I started by saying, “Prepare to get closer to your energy source.” The Energy Outlook blog argues that breaking our dependence on oil will mean that we’ll have to accept that our energy will come from many, smaller generators closer to where we live. There’s already some kind of proposal by a company called Winergy, for turbines off Orient Point. How long will it be before we start to see plans for more elsewhere in Long Island Sound?

While we’re talking about energy, if you feel the need to read something that will make you sick, read this: General Motors is offering to subsidize gasoline prices for people in Florida and California who buy GM cars over the next couple of months. Now that might be an honorable way to create an incentive for the sale of small, fuel-efficient cars. But the vehicles that qualify for the subsidy aren’t small and aren’t fuel-efficient. They are the Chevy Tahoe and Suburban, the GMC Yukon, a couple of Hummers, and the Cadillac SRX – gas-pigs all.

I understand the company is working on a new slogan: General Motors – Speeding the Onset of Global Warming.

1 Comments:

Anonymous Anonymous said...

Tom,

The likelihood for other wind turbine projects off LI will depend on the whether the environmental community is truly willing to exploit (in the good sense) this energy resource, or merely be happy to let LIPA spend money with little to no oversight for projects like Jones Beach.

Case in point: LIPA's Phase I wind energy study identified the waters off Montauk as the best location for wind turbines. LIPA's Phase II study then drew a 10-mile circle around Montauk and said off limits, too dangerous for birds.

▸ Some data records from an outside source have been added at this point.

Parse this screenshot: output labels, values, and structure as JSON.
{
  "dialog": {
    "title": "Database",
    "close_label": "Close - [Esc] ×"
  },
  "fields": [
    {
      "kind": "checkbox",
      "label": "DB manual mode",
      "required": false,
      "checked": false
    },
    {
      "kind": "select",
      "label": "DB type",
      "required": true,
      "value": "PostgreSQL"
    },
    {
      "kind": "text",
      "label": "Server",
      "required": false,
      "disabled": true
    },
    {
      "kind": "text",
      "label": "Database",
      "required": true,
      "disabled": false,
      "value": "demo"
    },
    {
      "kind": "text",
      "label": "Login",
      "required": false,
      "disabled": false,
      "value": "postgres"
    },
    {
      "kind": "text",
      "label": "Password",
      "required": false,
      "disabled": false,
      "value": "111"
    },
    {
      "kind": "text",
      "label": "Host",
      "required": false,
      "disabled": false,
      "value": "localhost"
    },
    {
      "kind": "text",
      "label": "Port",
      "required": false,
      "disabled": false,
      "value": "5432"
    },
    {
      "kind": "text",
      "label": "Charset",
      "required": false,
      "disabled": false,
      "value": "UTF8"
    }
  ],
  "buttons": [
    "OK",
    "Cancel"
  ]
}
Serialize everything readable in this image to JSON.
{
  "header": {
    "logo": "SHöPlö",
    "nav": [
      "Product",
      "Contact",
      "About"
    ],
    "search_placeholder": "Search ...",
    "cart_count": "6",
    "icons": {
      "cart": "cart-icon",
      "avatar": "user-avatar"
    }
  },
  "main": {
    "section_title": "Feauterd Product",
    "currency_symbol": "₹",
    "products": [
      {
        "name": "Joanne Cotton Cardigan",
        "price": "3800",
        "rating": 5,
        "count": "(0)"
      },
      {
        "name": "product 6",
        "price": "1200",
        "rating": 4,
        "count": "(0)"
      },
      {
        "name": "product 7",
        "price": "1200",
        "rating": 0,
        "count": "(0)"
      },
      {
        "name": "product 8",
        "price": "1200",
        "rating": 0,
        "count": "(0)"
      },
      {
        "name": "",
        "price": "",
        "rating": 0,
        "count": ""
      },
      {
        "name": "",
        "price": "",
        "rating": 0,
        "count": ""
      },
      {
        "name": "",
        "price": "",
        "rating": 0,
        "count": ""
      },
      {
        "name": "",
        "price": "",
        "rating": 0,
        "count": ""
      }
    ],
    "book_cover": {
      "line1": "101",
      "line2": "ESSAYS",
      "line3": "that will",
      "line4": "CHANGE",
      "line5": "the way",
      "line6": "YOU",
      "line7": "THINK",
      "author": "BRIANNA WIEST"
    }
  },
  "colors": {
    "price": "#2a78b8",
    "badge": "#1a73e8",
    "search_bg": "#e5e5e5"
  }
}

According to these reports, NRDC, NYPIRG, CAP and CCE were participants. Did they sign off on these conclusions? To this day, I haven't seen LIPA's conclusions challenged or even addressed by the environmental community. It's a striking contrast...MA Audubon signing off on Cape Wind, satisfied that the birds will be safe, vs. LI residents willing to let a valuable wind resource go unexploited because LIPA doesn't have the guts deal with the NIMBY outcry sure to follow.

Is Nantucket Sound different than the waters off Montauk viz. migratory birds? Not being a biologist, I don't know, but I wouldn't rely on LIPA and its experts to tell me. I would rely on the local Audubon Society and other groups to make the case for or against.

LIPA played this one well. They avoided the fight. When attention does turn to the need for more (and better-sited) wind projects, who is going to fight for it? LIPA can sit back, out of the line of fire of the NIMBY's because they took the easy way out.

The conclusions of LIPA's Phase II wind study viz. bird impacts should not go unchallenged by the environmental community. Nor should LIPA's argument that the landside distribution infrastructure is unavailable or inadequate. Build it, expand it, and make it work.

People seem happy to look in other people's backyards and pass judgment (e.g., Robert Kennedy viz. the Hudson Riverkeeeper's endorsement of the Jones Beach wind project while Kennedy opposes Cape Wind). We need to focus on our own backyard because, as you correctly point out, we will be getting closer to our energy sources, whether we like it or not.